= Succession to the Monegasque throne =

Law governing who can become the monarch of Monaco

Throne used by the sovereign of Monaco

The succession to the throne of the Principality of Monaco is currently governed by Princely Law 1.249 of 2 April 2002.

== Eligibility ==
Under the constitution of Monaco, the crown passes according to male-preference cognatic primogeniture. Only persons descended from the reigning monarch and the reigning monarch's siblings and their descendants, whose parents have been married at some point with the monarch's approval, and who are Monegasque citizens are eligible. Children born as a result of adultery are permanently excluded. A dynast forfeits succession rights if he or she marries without the monarch's permission, along with descendants of the unapproved marriage, but can be restored into the line of succession if the marriage produces no issue and ends before the demise of the crown.

Should no one be eligible to succeed according to the succession laws, a council of regency takes power until the Crown Council elects a new monarch from among the more distant descendants of the House of Grimaldi.

== Line of succession ==

The list below includes only persons eligible to succeed to the throne (numbered 1 to 19) and the illegitimate children who would enter the line if their parents ever married.

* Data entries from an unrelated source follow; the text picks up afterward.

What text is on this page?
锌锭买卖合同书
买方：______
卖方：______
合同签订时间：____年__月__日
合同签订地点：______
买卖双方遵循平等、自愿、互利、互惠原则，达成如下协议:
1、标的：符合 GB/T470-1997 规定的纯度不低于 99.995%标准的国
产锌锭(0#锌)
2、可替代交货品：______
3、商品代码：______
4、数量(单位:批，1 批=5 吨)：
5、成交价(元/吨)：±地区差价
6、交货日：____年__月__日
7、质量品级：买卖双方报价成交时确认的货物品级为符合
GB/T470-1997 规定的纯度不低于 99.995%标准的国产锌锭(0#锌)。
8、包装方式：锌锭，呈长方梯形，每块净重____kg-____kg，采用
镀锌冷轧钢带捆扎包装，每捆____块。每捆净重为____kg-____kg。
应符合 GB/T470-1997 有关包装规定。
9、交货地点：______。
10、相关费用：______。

- Prince Rainier III (1923–2005)
  - Prince Albert II (b. 1958)
    - (1) Hereditary Prince Jacques (b. 2014)
    - (2) Princess Gabriella, Countess of Carladès (b. 2014)
  - (3) Caroline, Princess of Hanover (b. 1957)
    - (4) Andrea Casiraghi (b. 1984)
      - (5) Alexandre (Sasha) Casiraghi (b. 2013)
      - (6) Maximilian Casiraghi (b. 2018)
      - (7) India Casiraghi (b. 2015)
    - (8) Pierre Casiraghi (b. 1987)
      - (9) Stefano Casiraghi (b. 2017)
      - (10) Francesco Casiraghi (b. 2018)
      - (11) Bianca Casiraghi (b. 2025)
    - (12) Charlotte Casiraghi (b. 1986)
      - Raphaël Elmaleh (b. 2013)
      - (13) Balthazar Rassam (b. 2018)
    - (14) Princess Alexandra of Hanover (b. 1999)
  - (15) Princess Stéphanie (b. 1965)
    - (16) Louis Ducruet (b. 1992)
      - (17) Victoire Ducruet (b. 2023)
      - (18) Constance Ducruet (b. 2024)
    - (19) Pauline Ducruet (b. 1994)

A person born to a dynast who was not married to the other parent at the time of birth (such as Alexandre Grimaldi-Coste, Camille Gottlieb or Raphaël Elmaleh) does not have any succession rights unless legitimized by his or her parents' subsequent marriage (Civil Code 229 states: "Les enfants légitimés par le mariage subséquent auront les mêmes droits que s'ils étaient nés de ce mariage"). Louis and Pauline Ducruet, Alexandre (Sasha) Casiraghi and Balthazar Rassam have been legitimised by their parents' subsequent marriages. Jazmin Grace Grimaldi cannot be legitimated through her parents subsequent marriage because her mother's divorce proceedings were not finalized by the time of Jazmin's birth. As such, Jazmin is legally the product of adultery and cannot be legitimated through the subsequent marriage of her biological parents.

==2002 changes==
Until 2002, the crown of Monaco could pass only to the direct descendants, including adopted children, of the reigning prince. As a result, Princess Antoinette was not in the line of succession, and Princesses Caroline and Stéphanie would have lost their places in line at the moment of Prince Albert's accession, and there would be no further dynasts eligible to succeed to the throne.

This possibility had two implications, namely that a) the throne might fall vacant and Monaco might officially become a protectorate of France should Prince Albert inherit the crown and then die without fathering or adopting a legitimate heir or b) Prince Albert might adopt an unrelated person as his heir, thereby breaking the genealogical line of the House of Grimaldi. In 2002, changes were made to the Constitution of Monaco which eliminated that concern by excluding adopted children from the line of succession and providing that, if the sovereign has no legitimate child, the crown passes to one of the dynastic siblings of the sovereign or, if not living, to one of their legitimate descendants.